Vulnerable Dems push for local priorities
DES MOINES, Sept 12, (AP): U.S. Rep. Cindy Axne of Iowa was slow to get behind a $1 trillion infrastructure bill after the Senate passed it last month. It wasn’t the price tag that tripped up the Democrat from a swing House district. It was that none of the money was targeted for a home state industry - ethanol and biodiesel.
Axne set out to fix that. In the weeks since, she won assurances from congressional leaders that a separate multitrillion-dollar budget blueprint would include money for the renewable fuels. She’s now on board.
Her biofuels bargain underscores the political strategy embedded in the negotiations over massive new federal spending.
While Democrats have set out to pass ambitious bills with historic expansions of the social safety net and long-sought new programs, that’s not how many politically vulnerable Democrats such as Axne are selling them at home. For them, Washington’s spending boom has become a chance to deliver the goods - and win headlines and perhaps bipartisan support in their districts.
“If she wants to get elected next time, this is her political bread and butter,”
Ray Gaesser, a Republican farmer in Axne’s district and past candidate for Iowa secretary of agriculture, said about her work to secure money for biofuels. “For my part, I appreciate her approach.”
Rep. Angie Craig of Minnesota has taken a similar tack.
Role
Craig, whose district includes vast tracts of farmland southeast of the Twin Cities, is promoting her role securing $2.5 billion for farmers and rural small businesses to convert to renewable energy sources and high efficiency equipment as a financial incentive to meet higher environmental standards.
She tweeted on Friday that she was “thrilled that this long-time priority of mine” would be “supporting family farmers and driving investment across rural America.”
In Virginia, Rep. Abigail Spanberger said she is chiefly focused on a measure to exempt her district’s smallscale farmers and foresters from an increase in the estate tax which President Joe Biden has proposed to help pay for the $3.5 trillion bill.
Though Spanberger’s constituents are concentrated in suburban Richmond, the district stretches north and south across the rolling, agricultural Piedmont and its many dairy, vegetable and cattle farms and private forestland.

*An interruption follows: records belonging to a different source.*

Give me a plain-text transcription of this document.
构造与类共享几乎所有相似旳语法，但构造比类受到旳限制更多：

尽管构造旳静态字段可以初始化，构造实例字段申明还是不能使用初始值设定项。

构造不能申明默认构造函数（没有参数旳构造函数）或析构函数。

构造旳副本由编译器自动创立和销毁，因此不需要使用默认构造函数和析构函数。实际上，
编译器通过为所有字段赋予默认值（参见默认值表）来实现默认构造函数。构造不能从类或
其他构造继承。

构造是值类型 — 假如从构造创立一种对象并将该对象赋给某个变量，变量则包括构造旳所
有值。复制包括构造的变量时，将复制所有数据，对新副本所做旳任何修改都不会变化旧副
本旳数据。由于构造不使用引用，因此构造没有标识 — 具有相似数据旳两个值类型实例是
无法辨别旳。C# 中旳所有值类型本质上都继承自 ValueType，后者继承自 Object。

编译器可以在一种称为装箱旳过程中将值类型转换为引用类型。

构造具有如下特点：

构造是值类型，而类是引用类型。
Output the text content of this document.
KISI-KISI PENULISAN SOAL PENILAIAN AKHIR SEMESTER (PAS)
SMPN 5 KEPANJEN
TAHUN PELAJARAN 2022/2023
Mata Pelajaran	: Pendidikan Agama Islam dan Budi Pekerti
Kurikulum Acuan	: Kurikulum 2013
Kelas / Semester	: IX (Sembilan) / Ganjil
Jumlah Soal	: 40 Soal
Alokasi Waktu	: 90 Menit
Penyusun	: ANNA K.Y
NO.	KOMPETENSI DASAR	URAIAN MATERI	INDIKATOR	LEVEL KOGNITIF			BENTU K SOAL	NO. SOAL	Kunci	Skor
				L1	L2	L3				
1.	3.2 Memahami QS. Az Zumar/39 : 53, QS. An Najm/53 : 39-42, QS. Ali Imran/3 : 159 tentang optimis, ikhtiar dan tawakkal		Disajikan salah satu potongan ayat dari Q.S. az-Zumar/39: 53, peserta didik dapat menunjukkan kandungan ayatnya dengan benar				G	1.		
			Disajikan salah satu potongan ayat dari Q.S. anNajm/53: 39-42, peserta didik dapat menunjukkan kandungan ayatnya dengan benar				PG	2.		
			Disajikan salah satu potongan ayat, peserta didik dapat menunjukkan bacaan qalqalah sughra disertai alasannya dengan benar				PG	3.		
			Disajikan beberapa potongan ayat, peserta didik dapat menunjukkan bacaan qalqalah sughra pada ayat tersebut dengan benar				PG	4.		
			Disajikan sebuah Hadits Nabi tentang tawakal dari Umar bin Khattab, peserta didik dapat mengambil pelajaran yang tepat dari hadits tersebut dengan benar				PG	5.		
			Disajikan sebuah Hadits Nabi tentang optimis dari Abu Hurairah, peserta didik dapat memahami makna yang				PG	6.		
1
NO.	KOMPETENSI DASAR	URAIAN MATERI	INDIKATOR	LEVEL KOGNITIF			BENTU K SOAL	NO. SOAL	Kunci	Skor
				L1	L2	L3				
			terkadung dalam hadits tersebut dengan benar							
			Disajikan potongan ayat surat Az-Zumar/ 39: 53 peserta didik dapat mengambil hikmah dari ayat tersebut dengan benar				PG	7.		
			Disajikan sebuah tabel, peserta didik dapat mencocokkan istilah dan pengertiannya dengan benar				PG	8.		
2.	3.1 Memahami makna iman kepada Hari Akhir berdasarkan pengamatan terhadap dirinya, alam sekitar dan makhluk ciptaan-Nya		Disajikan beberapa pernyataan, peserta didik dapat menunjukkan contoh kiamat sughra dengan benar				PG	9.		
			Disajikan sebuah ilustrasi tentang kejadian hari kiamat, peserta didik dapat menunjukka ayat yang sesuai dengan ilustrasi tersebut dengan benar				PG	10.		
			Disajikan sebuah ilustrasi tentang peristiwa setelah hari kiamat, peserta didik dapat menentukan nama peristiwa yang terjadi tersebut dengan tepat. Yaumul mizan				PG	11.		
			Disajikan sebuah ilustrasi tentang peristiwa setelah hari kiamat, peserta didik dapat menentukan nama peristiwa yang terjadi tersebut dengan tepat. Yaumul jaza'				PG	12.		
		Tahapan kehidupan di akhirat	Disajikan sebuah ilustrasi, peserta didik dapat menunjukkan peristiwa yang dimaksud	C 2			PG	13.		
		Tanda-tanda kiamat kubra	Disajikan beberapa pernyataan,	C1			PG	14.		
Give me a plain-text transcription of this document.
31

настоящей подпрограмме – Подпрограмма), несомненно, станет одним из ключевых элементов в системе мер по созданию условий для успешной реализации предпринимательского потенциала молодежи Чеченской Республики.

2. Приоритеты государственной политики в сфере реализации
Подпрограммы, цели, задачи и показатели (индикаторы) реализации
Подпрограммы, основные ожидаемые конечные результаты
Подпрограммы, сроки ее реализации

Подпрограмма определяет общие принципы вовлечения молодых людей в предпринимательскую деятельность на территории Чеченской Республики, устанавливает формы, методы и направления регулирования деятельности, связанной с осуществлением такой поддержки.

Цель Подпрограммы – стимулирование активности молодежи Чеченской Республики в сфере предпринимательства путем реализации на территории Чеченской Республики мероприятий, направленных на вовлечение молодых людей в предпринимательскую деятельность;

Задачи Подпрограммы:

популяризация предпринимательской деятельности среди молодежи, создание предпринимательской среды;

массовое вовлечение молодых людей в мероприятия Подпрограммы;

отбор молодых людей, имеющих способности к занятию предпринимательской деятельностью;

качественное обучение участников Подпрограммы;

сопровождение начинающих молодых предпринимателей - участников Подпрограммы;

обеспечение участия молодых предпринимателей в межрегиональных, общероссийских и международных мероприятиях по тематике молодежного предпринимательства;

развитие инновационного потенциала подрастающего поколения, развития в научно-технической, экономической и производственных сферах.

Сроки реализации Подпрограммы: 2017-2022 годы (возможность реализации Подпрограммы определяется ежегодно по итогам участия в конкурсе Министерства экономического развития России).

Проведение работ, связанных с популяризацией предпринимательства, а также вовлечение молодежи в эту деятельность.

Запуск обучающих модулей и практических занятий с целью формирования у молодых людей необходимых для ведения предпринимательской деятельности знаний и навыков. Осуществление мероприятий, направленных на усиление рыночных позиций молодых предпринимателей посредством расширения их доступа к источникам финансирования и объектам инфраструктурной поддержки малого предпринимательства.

“I’ve been very focused on making sure we’re protecting small family farmers and foresters, certainly across central Virginia,” Spanberger told The Associated Press.
The lawmakers’ efforts are aimed at assisting rural America, where Democrats have steadily lost votes over the past decade. The party is clear-eyed about needing to at least trim its losses in those areas, if they are to hold the congressional seats - and control of the House in 2022.
Democrats currently have a mere eight-seat majority. Republicans are targeting roughly 30 House seats where Democrats won by fewer than 10 percentage points. Axne, Spanberger and Craig each won by no more than 2 percentage points.
“There’s been a very deliberate effort to think about those provisions in ways that would be beneficial to rural communities,” said Democratic pollster Geoff Garin who is advising the party on the budget package.
Republicans argue that the size of the spending bill will turn off rural voters in key districts, not attract support.